Audionet Pre 1 G3
This is another impressive amplifier from Audionet. It’s as revealing as amplifiers get at this kind of moneyWrite your own review
- Has an exceptionally clean and clear sound packed with detail
- impressive authority and bass power
- great stereo imaging
- Remote handset costs £250 extra
- sonic balance appeals more to the head than the heart
Never heard of Audionet? We're not surprised. Despite producing some great kit this German company has never made a particularly big splash in the UK high-end market.
Having reviewed a number of its products we find it hard to understand why.
Take a close look at this preamp (the top box here, with its companion power stage below) and you'll find a wonderfully engineered product that oozes quality, substance and sturdiness. Audionet doesn't deal in fripperies.
Features, such as they are, cover all the essentials. You get balanced operation, a headphone output and plenty of line level inputs.
A rather pricy remote
It's a shame that the company doesn't supply a remote handset as standard: it's a £250 option for a fancy programmable jobbie.
At this price level that strikes us as mean to the point of being unreasonable, even if we accept Audionet's argument that most customers are likely to already own such a remote handset already.
The Pre 1 is a flexible unit that can be fine-tuned. Inputs can be named and their sensitivity adjusted so that each source comes through at around the same output level – CD players tend to produce a higher output than say a tuner or outboard phono stage.
Once adjusted there should be no noticeable drop or jump in volume level between the inputs, which avoids any nasty surprises when scrolling through.
Excellent for the money
Once properly warmed up this Audionet pairing delivers an excellent sound for the money. You have every right to expect a truck-load of composure, and that's exactly what you get. If large dynamic swings at high volume levels are your thing you'll love this pre/power.
Even with something demanding like Holst's Mars this two-boxer keeps on delivering without hardening up or struggling. Big power usually means big bass, and that rings true here.
This combination digs deep and true, managing the rare trick of being both weighty and articulate at low frequencies.

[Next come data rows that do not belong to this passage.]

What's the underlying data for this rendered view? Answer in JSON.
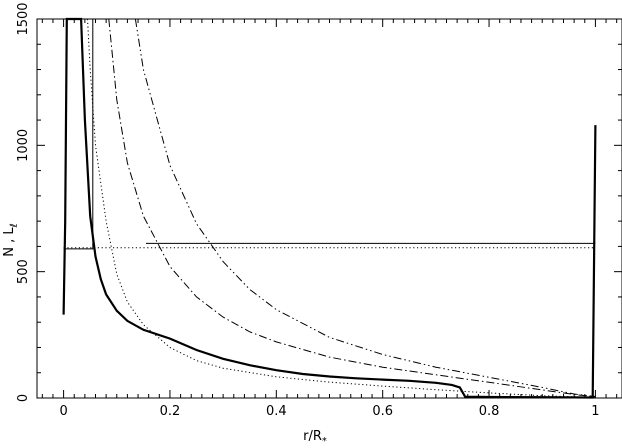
{
  "chart_data": {
    "type": "line",
    "title": "",
    "xlabel": "r/R",
    "xlabel_sub": "*",
    "ylabel": "N , L",
    "ylabel_sub": "ℓ",
    "xlim": [
      -0.05,
      1.05
    ],
    "ylim": [
      0,
      1500
    ],
    "grid": false,
    "x_ticks": [
      0,
      0.2,
      0.4,
      0.6,
      0.8,
      1
    ],
    "x_tick_labels": [
      "0",
      "0.2",
      "0.4",
      "0.6",
      "0.8",
      "1"
    ],
    "y_ticks": [
      0,
      500,
      1000,
      1500
    ],
    "y_tick_labels": [
      "0",
      "500",
      "1000",
      "1500"
    ],
    "series": [
      {
        "style": "thick-solid",
        "points": [
          [
            0.0,
            330
          ],
          [
            0.003,
            700
          ],
          [
            0.006,
            1500
          ],
          [
            0.033,
            1500
          ],
          [
            0.04,
            1100
          ],
          [
            0.05,
            720
          ],
          [
            0.06,
            560
          ],
          [
            0.07,
            470
          ],
          [
            0.08,
            410
          ],
          [
            0.1,
            345
          ],
          [
            0.12,
            305
          ],
          [
            0.15,
            270
          ],
          [
            0.2,
            235
          ],
          [
            0.25,
            190
          ],
          [
            0.3,
            155
          ],
          [
            0.35,
            130
          ],
          [
            0.4,
            110
          ],
          [
            0.45,
            95
          ],
          [
            0.5,
            85
          ],
          [
            0.55,
            78
          ],
          [
            0.6,
            73
          ],
          [
            0.65,
            68
          ],
          [
            0.7,
            60
          ],
          [
            0.73,
            52
          ],
          [
            0.745,
            42
          ],
          [
            0.755,
            5
          ],
          [
            0.8,
            4
          ],
          [
            0.9,
            3
          ],
          [
            0.99,
            2
          ],
          [
            0.995,
            2
          ],
          [
            1.0,
            1080
          ]
        ]
      },
      {
        "style": "thin-solid",
        "points": [
          [
            0.0,
            590
          ],
          [
            0.055,
            590
          ],
          [
            0.055,
            1500
          ]
        ]
      },
      {
        "style": "thin-solid",
        "points": [
          [
            0.155,
            612
          ],
          [
            1.0,
            612
          ]
        ]
      },
      {
        "style": "dotted",
        "points": [
          [
            0.0,
            595
          ],
          [
            1.0,
            595
          ]
        ]
      },
      {
        "style": "dotted",
        "points": [
          [
            0.045,
            1500
          ],
          [
            0.05,
            1300
          ],
          [
            0.06,
            1000
          ],
          [
            0.08,
            700
          ],
          [
            0.1,
            490
          ],
          [
            0.12,
            380
          ],
          [
            0.15,
            290
          ],
          [
            0.2,
            200
          ],
          [
            0.25,
            148
          ],
          [
            0.3,
            118
          ],
          [
            0.4,
            84
          ],
          [
            0.5,
            63
          ],
          [
            0.6,
            47
          ],
          [
            0.7,
            33
          ],
          [
            0.8,
            20
          ],
          [
            0.9,
            9
          ],
          [
            0.97,
            4
          ],
          [
            1.0,
            3
          ]
        ]
      },
      {
        "style": "dash-dot",
        "points": [
          [
            0.085,
            1500
          ],
          [
            0.1,
            1180
          ],
          [
            0.12,
            930
          ],
          [
            0.15,
            720
          ],
          [
            0.2,
            520
          ],
          [
            0.25,
            400
          ],
          [
            0.3,
            320
          ],
          [
            0.35,
            262
          ],
          [
            0.4,
            222
          ],
          [
            0.5,
            162
          ],
          [
            0.6,
            122
          ],
          [
            0.7,
            92
          ],
          [
            0.8,
            62
          ],
          [
            0.9,
            32
          ],
          [
            0.96,
            14
          ],
          [
            1.0,
            5
          ]
        ]
      },
      {
        "style": "dash-dot-dot",
        "points": [
          [
            0.135,
            1500
          ],
          [
            0.15,
            1300
          ],
          [
            0.2,
            920
          ],
          [
            0.25,
            690
          ],
          [
            0.3,
            540
          ],
          [
            0.35,
            430
          ],
          [
            0.4,
            350
          ],
          [
            0.5,
            240
          ],
          [
            0.6,
            172
          ],
          [
            0.7,
            122
          ],
          [
            0.8,
            82
          ],
          [
            0.9,
            42
          ],
          [
            0.96,
            16
          ],
          [
            1.0,
            6
          ]
        ]
      }
    ]
  }
}
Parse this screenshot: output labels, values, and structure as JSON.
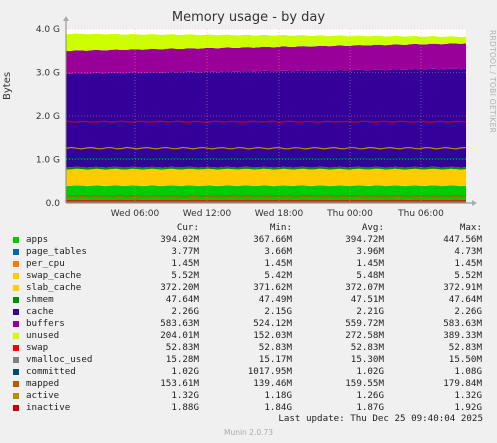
{
  "chart_data": {
    "type": "area",
    "title": "Memory usage - by day",
    "ylabel": "Bytes",
    "side_label": "RRDTOOL / TOBI OETIKER",
    "x_ticks": [
      "Wed 06:00",
      "Wed 12:00",
      "Wed 18:00",
      "Thu 00:00",
      "Thu 06:00"
    ],
    "y_ticks": [
      "0.0",
      "1.0 G",
      "2.0 G",
      "3.0 G",
      "4.0 G"
    ],
    "ylim": [
      0,
      4000000000
    ],
    "grid": true,
    "stack_series": [
      "apps",
      "page_tables",
      "per_cpu",
      "swap_cache",
      "slab_cache",
      "shmem",
      "cache",
      "buffers",
      "unused"
    ],
    "line_series": [
      "swap",
      "vmalloc_used",
      "committed",
      "mapped",
      "active",
      "inactive"
    ],
    "columns": [
      "Cur:",
      "Min:",
      "Avg:",
      "Max:"
    ],
    "series": [
      {
        "name": "apps",
        "color": "#00cc00",
        "values": [
          "394.02M",
          "367.66M",
          "394.72M",
          "447.56M"
        ]
      },
      {
        "name": "page_tables",
        "color": "#0066b3",
        "values": [
          "3.77M",
          "3.66M",
          "3.96M",
          "4.73M"
        ]
      },
      {
        "name": "per_cpu",
        "color": "#ff8000",
        "values": [
          "1.45M",
          "1.45M",
          "1.45M",
          "1.45M"
        ]
      },
      {
        "name": "swap_cache",
        "color": "#ffcc00",
        "values": [
          "5.52M",
          "5.42M",
          "5.48M",
          "5.52M"
        ]
      },
      {
        "name": "slab_cache",
        "color": "#ffcc00",
        "values": [
          "372.20M",
          "371.62M",
          "372.07M",
          "372.91M"
        ]
      },
      {
        "name": "shmem",
        "color": "#008f00",
        "values": [
          "47.64M",
          "47.49M",
          "47.51M",
          "47.64M"
        ]
      },
      {
        "name": "cache",
        "color": "#330099",
        "values": [
          "2.26G",
          "2.15G",
          "2.21G",
          "2.26G"
        ]
      },
      {
        "name": "buffers",
        "color": "#990099",
        "values": [
          "583.63M",
          "524.12M",
          "559.72M",
          "583.63M"
        ]
      },
      {
        "name": "unused",
        "color": "#ccff00",
        "values": [
          "204.01M",
          "152.03M",
          "272.58M",
          "389.33M"
        ]
      },
      {
        "name": "swap",
        "color": "#ff0000",
        "values": [
          "52.83M",
          "52.83M",
          "52.83M",
          "52.83M"
        ]
      },
      {
        "name": "vmalloc_used",
        "color": "#808080",
        "values": [
          "15.28M",
          "15.17M",
          "15.30M",
          "15.50M"
        ]
      },
      {
        "name": "committed",
        "color": "#004a6d",
        "values": [
          "1.02G",
          "1017.95M",
          "1.02G",
          "1.08G"
        ]
      },
      {
        "name": "mapped",
        "color": "#b35a00",
        "values": [
          "153.61M",
          "139.46M",
          "159.55M",
          "179.84M"
        ]
      },
      {
        "name": "active",
        "color": "#b38f00",
        "values": [
          "1.32G",
          "1.18G",
          "1.26G",
          "1.32G"
        ]
      },
      {
        "name": "inactive",
        "color": "#cc0000",
        "values": [
          "1.88G",
          "1.84G",
          "1.87G",
          "1.92G"
        ]
      }
    ]
  },
  "last_update": "Last update: Thu Dec 25 09:40:04 2025",
  "footer": "Munin 2.0.73"
}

Listen to Seven Nation Army by the White Stripes and the Audionets capture the texture, heft and leading edge of the prominent bassline beautifully.
At this price level it would be a disappointment if that were the limit to the Audionet's talents. It isn't.
The pairing is equally at home with subtler music. It sounds fluid and expressive with Clint Mansell's Moon OST, making light work of the piano used in many of the tracks: there's just the right balance of attack, harmonic richness and refinement to convince.
Perhaps most impressive is the amplifier's clarity. This duo digs up masses of detail and delivers it in an impressively clean and precise manner.
It's almost as though the amplifier processes the recording to make it sound pristine. It's all very impressive, but we can see some finding it all a little too polished.
Importantly, it doesn't dilute the passion and drive of music, nor do they show any particular preference for a specific genre.
It simply gets on with the job of making music without intruding on the experience. This might not sound particularly glamorous, but it's what great hi-fi is all about.